Image result for old women cartoons       I was thrilled when I sent for my DNA analysis to see just who I was in terms of ethnicity. I knew one long-time family question would be answered. My Gram's maiden name was Nussbaum and we always figured we had some Jewish blood. She denied it but well, you might if you lived in a town called New Berlin, Illinois, in the late 1800's, mightn't you?

Grammie was a character. She stood at an apple-shaped 4'10. She never had on a pair of slacks in her life, nor had she ever cut her iron gray hair which she wound in a bun on the back of her head. She wore dresses that she made herself and you almost never saw her without an apron. She was our family cook until she got sick. When we kids came home from school, it was generally to the delicious scent of baking yeast rolls. She wasn't a lovable Grandma. We weren't allowed in her room unless invited and that happened rarely.

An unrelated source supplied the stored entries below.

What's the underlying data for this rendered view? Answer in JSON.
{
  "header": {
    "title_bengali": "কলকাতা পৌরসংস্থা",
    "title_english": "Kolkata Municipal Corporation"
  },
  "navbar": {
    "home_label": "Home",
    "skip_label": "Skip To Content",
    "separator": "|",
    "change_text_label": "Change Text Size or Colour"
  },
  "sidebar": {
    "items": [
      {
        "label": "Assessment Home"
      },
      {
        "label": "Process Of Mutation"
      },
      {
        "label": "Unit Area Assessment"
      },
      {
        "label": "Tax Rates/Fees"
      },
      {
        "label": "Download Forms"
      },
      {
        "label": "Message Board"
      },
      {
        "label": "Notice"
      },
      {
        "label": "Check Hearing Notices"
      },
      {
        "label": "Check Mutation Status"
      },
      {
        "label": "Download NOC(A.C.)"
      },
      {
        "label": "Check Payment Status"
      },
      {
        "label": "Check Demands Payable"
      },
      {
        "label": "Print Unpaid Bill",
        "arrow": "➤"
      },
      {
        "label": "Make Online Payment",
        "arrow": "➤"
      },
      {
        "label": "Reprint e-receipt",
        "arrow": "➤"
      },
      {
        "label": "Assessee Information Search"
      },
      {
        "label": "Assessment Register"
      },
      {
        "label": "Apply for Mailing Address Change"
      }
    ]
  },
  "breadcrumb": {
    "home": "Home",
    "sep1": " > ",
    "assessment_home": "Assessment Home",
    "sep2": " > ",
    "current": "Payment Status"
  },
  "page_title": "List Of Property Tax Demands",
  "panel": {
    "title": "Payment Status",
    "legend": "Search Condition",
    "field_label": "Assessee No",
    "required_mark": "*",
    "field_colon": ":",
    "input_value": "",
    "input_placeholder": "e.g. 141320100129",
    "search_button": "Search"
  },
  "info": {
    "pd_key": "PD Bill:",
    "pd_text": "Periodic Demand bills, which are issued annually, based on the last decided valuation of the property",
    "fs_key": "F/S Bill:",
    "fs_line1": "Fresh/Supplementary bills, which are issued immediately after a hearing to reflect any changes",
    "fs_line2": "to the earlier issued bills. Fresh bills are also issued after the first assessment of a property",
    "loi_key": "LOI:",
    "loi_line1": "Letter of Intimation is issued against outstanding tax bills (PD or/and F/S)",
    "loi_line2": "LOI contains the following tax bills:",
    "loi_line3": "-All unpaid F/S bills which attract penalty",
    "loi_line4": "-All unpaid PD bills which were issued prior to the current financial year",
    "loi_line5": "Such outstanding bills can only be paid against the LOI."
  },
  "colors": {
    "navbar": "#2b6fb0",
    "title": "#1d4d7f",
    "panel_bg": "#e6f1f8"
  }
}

She'd had a rough life. My grandfather was the Indian Agent on the Caddo Reservation in Oklahoma. When she had her first child, Grandpa rode for the doctor but by the time, they got back, she'd already had the baby, cleaned it up and buried the afterbirth. Later, another child would die out there while her husband was gone so she dug her son's gave herself. (Her last words before she died were - "oh, look, there's my sweet Charley", which was the baby she'd lost.)

Anyway, when I got my DNA back, evidently she'd told the truth. It doesn't show a drop of Jewish blood. (Nor Native American, nor Black, nor Oriental - we are the most boring of Western Europeans - mostly British with some dashes of German, French, Nordic and Irish thrown in).

Still, Grammie almost had her own language and those words sounded Yiddish, though perhaps they were simply a form of pidgen German.

For instance, when you set something on the back of the stove, you just let it brutzle back there. Brutzling is slower than a boil, slightly faster than a simmer. Grammie just about always had beans or soup or stew brutzling on the stove. If you were going to give the kitchen a lick and a promise with the broom, you swintzled it. And if you half-assed ironed clothes without taking much care, you roshpelled them. Have you noticed a pattern here of less than sterling housekeepery?

Shoes were dopas and your favorite raggy robe was an old drunzel. Your head was your copsha. I can hear Grammie now, pulling me into her lap, patting her shoulder and saying, "lay copsha now and go to sleep".

An unruly child was a holabock and a messy one was a sloppahoness.

If you came home tipsy, you were pahsoofa.

To eat was to fress. When dinner was ready, she'd call out - "come ca fressa."

If she doubted your word, she'd say with contempt - "ah, du bees ferecht!" which meant, "you're crazy".

The Nussbaum family was large and argumentative. They were always feuding but they also couldn't stand not to know what was going on with one another so the arguments ended when someone inevitably said, "I wonder what the Nussbaum smacht?" (What the Nussbaum's are "up to".)

My father's generation of the family called themselves the Carottles. I have no idea why and now that I'm curious enough to want to know, anyone I could have asked is gone.

Isn't that the way of it. So often we're not interested in our family history until it's too late.

Did your family use any special words that were unique to them?